10 years ago, an open-source project that nobody would have given any serious chances to, stormed the world. Bitcoin, a combination of cryptography, economics and peer-to-peer communication, became in just a decade a serious contender for gold, as a store of value. Whether or not you “believe” in it is not a question anymore, the crypto-currency is already a reality and its market share is poised to reach 1 trillion US dollars in the next week or so.
But there is something that puzzles me in this story.
Let’s take it slowly.
Be Your Own Bank?
That’s the mantra of decentralized finance: “be your own bank”. The blockchain promise is that we can eliminate the middle man (read: the greedy banks) and, at least on paper, this seemed doable. There are a few caveats to this, and I already wrote about them at the link above, today I’m going to focus on something else.
Specifically, what I’m going to ponder today is the strange love and hate relationship between early adopters, speculators, banks and the regular Joe.
You see, in order to be your own bank, you need to have access to some sort of fungible token (fungible: each token is equal to the next, they’re all identical). It’s impossible to be a bank, any bank, without some underlying value that you store and manage.
Early adopters had a big advantage in this game. They got access to the token at a very low price. Being it the price of mining, or the price of the token in fiat. The lowest recorded value for a Bitcoin is $67. As of today, its price was $52,000. Also, mining is not an option anymore for an individual user, mining hashpower is concentrated in the hands of a few huge, elusive and specialized factories. This simply means that if you are not an early adopter, and I guess 99.99% of the planet’s population is not, you won’t have access very easily to this token.

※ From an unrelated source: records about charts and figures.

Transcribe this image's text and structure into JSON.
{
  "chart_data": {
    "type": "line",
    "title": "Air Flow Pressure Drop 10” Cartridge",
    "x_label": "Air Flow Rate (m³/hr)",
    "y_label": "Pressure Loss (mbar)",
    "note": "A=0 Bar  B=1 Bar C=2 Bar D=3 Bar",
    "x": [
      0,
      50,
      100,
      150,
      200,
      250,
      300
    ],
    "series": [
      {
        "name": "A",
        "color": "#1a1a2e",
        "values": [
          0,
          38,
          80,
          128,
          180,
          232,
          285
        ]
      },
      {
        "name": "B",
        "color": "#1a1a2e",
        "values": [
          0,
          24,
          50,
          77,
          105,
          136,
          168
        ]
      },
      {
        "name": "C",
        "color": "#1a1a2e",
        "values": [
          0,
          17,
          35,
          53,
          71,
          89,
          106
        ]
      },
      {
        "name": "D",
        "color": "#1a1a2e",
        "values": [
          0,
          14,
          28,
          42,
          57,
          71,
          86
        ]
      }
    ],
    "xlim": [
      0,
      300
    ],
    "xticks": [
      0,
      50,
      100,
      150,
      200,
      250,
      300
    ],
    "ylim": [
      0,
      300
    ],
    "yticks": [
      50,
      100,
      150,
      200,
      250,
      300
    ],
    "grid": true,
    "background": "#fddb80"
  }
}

So, the entry barrier for the regular Joe is already quite high.
Another point is that Bitcoin became very fast a speculative asset. Speculation is based on future appreciation, so here again, those who amassed some Bitcoin along the way, or even those who are buying now tiny fractions of it at (perceived) exorbitant prices, are doing this in the hope that it will increase in value. The focus here is not on financial independence per se, but on rapid and predictable gains. And it’s this speculative nature of the asset which attracted players not necessarily keen on decentralization.
You clever bastard, yes, you guessed it: I’m talking about banks.
Every bull run of Bitcoin’s is fueled at least partially by rumors of “institutional buying”, as a strong indicator of value appreciation. In layman terms, this means individual Joes are seeing banks buying Bitcoin as a bull sign: “if big players are coming in, the supply will decrease faster, which will increase demand, which will skyrocket the price – ta-daa: we nailed it!”
Only we didn’t.
You see, the only way to get Bitcoin now is with fiat. Either by buying it on exchanges, or by paying electricity if you’re a miner. And who has the highest stash of fiat? Banks, of course (practically, governments can print money ad infinitum, but let’s stick with banks for now).
You see the conundrum?
If the value contained in Bitcoin, as an economical ecosystem, is controlled by banks, then that value is no different from fiat. It’s just another asset managed by a middle man. The more Bitcoin is bought by institutional players (banks, funds, big corporations) the less decentralized it becomes. To the point that, sometime in the future, the entire blockchain can be halted, because there won’t be enough relevant users of it. There’ll be just a handful of big players, like the mining factories, all rotating tokens between them, in an empty circle.
The bewildering conundrum is that a big part of “being your own bank” mantra is based on acquiring a token, and this token can be acquired only with fiat, which is controlled by governments and banks.
If and when there will be a way in which this token can be acquired by any regular Joe who wants to be his own bank, a fiat-free, yet verifiable and affordable way, then the conundrum will be solved.
Until then, though, we’re bound to experience its bewildering consequences.